With Mansell no longer a threat, Senna began his very complex last laps. Soon after the Williams’ gearbox issues, the McLaren-Honda began to suffer complications of its own. In a matter of a few laps it lost fifth and third gears, leaving the Senna stuck in sixth gear.

This meant that the Brazilian driver was struggling to keep the car from stalling, as he drove through slow and medium speed corners. In the meantime, Patrese was gaining an advantage of two seconds each lap, which put him in an excellent position for victory. To make matters worse, a storm had arrived on the scene at Interlagos.

Silence fell across the circuit, as fans began to realise that luck wasn't on their side.

But Senna wasn't ready to give up on his dream, on his long-awaited conquest. He continued to push himself with sheer will and skill, and finally saw the chequered flag 2.9 seconds ahead of Patrese.

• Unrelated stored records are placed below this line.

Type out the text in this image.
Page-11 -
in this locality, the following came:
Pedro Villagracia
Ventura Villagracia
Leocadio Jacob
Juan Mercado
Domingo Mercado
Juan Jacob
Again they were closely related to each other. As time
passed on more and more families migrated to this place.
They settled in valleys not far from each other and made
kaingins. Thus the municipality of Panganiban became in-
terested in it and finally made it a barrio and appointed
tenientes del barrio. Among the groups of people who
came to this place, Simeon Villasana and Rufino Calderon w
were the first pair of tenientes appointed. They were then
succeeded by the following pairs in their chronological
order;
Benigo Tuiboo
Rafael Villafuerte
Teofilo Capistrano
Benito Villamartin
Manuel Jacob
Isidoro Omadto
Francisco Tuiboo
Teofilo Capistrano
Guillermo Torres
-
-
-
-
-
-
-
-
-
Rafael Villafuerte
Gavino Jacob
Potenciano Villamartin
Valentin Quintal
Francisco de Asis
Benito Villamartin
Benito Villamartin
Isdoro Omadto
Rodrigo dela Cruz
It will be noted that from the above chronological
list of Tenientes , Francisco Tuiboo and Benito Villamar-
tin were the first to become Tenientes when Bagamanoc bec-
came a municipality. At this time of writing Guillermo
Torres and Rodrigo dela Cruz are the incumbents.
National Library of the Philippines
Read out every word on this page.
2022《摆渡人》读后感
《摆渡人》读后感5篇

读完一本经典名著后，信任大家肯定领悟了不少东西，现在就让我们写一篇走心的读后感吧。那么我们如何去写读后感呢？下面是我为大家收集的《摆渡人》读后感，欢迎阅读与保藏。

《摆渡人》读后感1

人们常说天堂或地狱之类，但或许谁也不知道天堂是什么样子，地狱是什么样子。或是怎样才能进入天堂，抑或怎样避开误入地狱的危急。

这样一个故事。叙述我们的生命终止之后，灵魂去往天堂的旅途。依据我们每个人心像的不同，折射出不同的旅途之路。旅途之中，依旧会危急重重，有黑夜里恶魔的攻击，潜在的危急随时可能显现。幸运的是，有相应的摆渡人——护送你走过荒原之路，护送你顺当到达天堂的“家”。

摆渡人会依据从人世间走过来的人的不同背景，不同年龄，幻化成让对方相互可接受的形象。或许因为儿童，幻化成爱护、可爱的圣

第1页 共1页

Ayrton Senna lifting the trophy at the Brazilian Grand Prix of 1991; Image Credits: JEROME DELAY/AFP-Getty Images

His win came along with a roar from the grandstands and one from Senna himself, who couldn't believe what he had just accomplished. The extreme conditions in which he had driven caused him to have spasms in his neck and shoulders, making it impossible for him to get out of his car on his own. For this reason he had to be driven to the podium by the medical car.

On the podium, the warmth and affection of the fans awakened just enough energy in Senna's body to lift the trophy over his head, marking perhaps the most heroic moment in his career.

32 years ago, history was made by a magnificent and immortal legend: Ayrton Senna, gone but never forgotten.